Le llamaban un poco despectivamente Sanchol, o Sanchuelo, porque era nieto del rey Sancho Abarca de Navarra, de modo que tenía un parentesco directo con el califa Hisham, hijo también de una rubia cristiana, aquella Subh a la que tanto amó al-Hakam II y que se hizo cómplice y amante de Muhammad ibn Abi Amir sin saber que estaba labrando su desgracia futura. Dice un cronista árabe que Sanchol vivía «dominado por el vino y anegado en los placeres». Era un notorio borracho, se exhibía acompañado siempre por «sodomitas, cantantes, bufones, bailarines», y mostraba tan impúdicamente su impiedad que una vez, al oír al muecín llamando a la oración, dijo a gritos, parodiando la salmodia litúrgica entre las carcajadas de sus compañeros de parranda: «No vayáis a rezar, venid mejor a la taberna». El califa se apresuró a otorgarle el mismo nombramiento que ya habían tenido su padre y su hermano mayor, pero a Abd al-Rahman Sanchol no le bastaba ser nada más que primer ministro: al fin y al cabo una parte de la sangre que corría por sus venas era la misma de Hisham, y los dos compartían no sólo el parentesco, sino también el gusto por la indolencia y la depravación. Algunas noches se veía pasar por las calles despobladas de Córdoba un rumoroso cortejo de mujeres veladas y hombres pintados y vestidos como mujeres, ocultos tras las cortinas de los palanquines y rodeados de guardias: al ver el brillo de las telas de lujo y oír las risas de los embozados se sabía en seguida que una vez más el Príncipe de los Creyentes abandonaba el alcázar para acudir a una fiesta en Madinat al-Zahira.
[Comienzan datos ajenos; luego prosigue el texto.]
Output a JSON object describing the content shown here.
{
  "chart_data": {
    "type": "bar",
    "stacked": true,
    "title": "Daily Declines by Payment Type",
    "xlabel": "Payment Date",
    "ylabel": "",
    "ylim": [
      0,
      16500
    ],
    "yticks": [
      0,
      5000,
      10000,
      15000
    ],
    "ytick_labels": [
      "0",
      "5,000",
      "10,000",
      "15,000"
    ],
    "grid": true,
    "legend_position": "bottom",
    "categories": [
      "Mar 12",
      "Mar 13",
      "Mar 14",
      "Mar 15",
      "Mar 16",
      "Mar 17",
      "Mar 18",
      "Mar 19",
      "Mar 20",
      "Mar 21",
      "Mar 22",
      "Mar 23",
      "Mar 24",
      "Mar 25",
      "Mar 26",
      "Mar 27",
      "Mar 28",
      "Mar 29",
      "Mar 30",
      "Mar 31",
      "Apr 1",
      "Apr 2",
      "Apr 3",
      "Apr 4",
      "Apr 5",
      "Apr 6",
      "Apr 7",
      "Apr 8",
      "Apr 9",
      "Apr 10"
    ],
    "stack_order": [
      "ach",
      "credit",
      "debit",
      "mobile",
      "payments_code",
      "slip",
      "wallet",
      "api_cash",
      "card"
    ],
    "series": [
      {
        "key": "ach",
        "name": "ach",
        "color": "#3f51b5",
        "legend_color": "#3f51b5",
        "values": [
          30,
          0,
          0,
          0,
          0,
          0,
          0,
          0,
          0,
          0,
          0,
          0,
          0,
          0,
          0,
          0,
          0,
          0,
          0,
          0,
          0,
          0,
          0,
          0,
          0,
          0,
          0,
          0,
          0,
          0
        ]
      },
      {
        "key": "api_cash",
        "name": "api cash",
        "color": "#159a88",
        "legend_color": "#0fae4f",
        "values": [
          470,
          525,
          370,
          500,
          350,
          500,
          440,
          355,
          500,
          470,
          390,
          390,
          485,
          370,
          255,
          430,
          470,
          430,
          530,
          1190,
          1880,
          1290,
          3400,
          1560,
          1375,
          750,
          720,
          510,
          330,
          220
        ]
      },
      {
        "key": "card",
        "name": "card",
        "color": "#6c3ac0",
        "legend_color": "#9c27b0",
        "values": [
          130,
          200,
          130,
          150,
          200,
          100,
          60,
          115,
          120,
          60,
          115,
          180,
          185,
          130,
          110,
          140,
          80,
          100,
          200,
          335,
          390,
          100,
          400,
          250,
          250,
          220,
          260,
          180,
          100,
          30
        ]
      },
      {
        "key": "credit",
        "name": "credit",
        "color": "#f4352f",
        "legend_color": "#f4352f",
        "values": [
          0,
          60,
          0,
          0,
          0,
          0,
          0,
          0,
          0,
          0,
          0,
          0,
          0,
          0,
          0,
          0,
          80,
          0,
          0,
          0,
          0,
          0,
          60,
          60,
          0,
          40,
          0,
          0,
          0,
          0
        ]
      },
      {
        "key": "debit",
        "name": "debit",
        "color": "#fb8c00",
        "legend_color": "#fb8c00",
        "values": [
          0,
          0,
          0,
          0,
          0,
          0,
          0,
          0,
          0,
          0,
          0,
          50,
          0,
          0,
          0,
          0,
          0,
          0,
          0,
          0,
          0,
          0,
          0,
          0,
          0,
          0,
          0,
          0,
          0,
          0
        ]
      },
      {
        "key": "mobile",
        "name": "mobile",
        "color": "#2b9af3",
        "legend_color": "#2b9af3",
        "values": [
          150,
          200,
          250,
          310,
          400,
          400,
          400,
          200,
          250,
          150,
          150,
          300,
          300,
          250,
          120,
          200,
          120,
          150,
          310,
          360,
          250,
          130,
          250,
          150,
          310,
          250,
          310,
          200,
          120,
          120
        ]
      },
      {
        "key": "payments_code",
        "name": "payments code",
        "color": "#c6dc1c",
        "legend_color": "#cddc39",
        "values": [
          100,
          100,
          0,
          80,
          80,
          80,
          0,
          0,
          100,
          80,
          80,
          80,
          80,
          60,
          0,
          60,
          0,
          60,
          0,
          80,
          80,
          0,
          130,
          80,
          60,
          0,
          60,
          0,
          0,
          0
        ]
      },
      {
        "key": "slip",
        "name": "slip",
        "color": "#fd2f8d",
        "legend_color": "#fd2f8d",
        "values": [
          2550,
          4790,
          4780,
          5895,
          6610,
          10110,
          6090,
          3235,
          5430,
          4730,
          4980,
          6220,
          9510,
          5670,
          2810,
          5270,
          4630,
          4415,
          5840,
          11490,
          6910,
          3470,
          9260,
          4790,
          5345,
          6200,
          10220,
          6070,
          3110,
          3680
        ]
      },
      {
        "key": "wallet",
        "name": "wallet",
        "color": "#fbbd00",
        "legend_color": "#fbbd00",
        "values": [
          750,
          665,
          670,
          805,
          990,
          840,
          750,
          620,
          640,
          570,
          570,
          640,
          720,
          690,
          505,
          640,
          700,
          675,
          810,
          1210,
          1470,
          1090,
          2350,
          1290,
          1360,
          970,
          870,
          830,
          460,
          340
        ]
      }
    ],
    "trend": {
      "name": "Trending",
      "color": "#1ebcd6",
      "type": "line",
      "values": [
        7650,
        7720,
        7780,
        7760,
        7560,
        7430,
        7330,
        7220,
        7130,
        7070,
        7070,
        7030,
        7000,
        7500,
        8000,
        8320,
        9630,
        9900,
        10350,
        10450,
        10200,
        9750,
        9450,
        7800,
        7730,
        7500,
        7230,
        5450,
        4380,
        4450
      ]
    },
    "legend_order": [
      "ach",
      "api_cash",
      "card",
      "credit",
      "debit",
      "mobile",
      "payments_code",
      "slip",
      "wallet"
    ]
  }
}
En su testamento, al-Mansur había advertido a sus hijos que sólo conservarían el poder si respetaban escrupulosamente la apariencia de la legalidad califal. Pero una mañana de principios del año 1009 se supo en Córdoba que había ocurrido lo increíble: Hisham ibn al-Hakam ibn Abd al-Rahman, descendiente directo de los primeros califas del Islam y de Abd al-Rahman el Inmigrado, acababa de nombrar sucesor no a un príncipe omeya, como exigían la tradición y la ley, sino al hijo de aquel escribano advenedizo que se había convertido en dictador de al-Andalus, al impío y borracho Sanchol. En la ciudad crecía una tensión difícilmente contenida por el miedo. Circulaban versos anónimos que maldecían al nuevo tirano, y se contaba que un viejo ermitaño, al pasar junto a los muros de Madinat al-Zahira, había gritado contra ellos un conjuro profético: «¡Palacio que te has enriquecido con los despojos de tantas casas, quiera Dios que pronto todas las casas se enriquezcan con los tuyos!».

Insensatamente, Sanchol no receló, sino que decidió emprender cuanto antes una campaña contra los cristianos, aunque era enero y los caminos estarían embarrados por las lluvias: quería lograr en seguida la gloria militar, volver a Córdoba como habían vuelto tantas veces su padre y su hermano, en un desfile de triunfo, seguido por una caravana de prisioneros, tesoros y racimos de cabezas cortadas. El viernes 14 de enero los estandartes fueron bendecidos en la mezquita mayor, y Sanchol cometió una nueva injuria pública que tampoco le sería perdonada: todos sus soldados y sus generales debían usar el turbante de los bereberes, y él mismo, para dar ejemplo, se presentó así. Fueran de origen árabe o andaluz, los cordobeses odiaban unánimemente a aquellos guerreros medio salvajes venidos del norte de África. En al-Andalus sólo los teólogos llevaban turbante: que se impusiera a los soldados la obligación de usarlo era, por una parte, una falta de respeto a la religión, y por otra, una muestra más de sometimiento a las costumbres odiosas de los bereberes. Pero Abd al-Rahman Sanchol, poseído por una temeraria predisposición al fracaso, no parecía oír nada ni sospechar nada. Abandonó Córdoba en medio de un temporal de lluvias, subió hasta las montañas de León sin encontrar nunca al enemigo y extraviándose con todo su ejército entre tormentas de nieve, y sólo cuando todos los caminos estuvieron cegados por el barro dio la orden de replegarse hacia Toledo. Fue allí donde supo que en Córdoba había estallado una rebelión.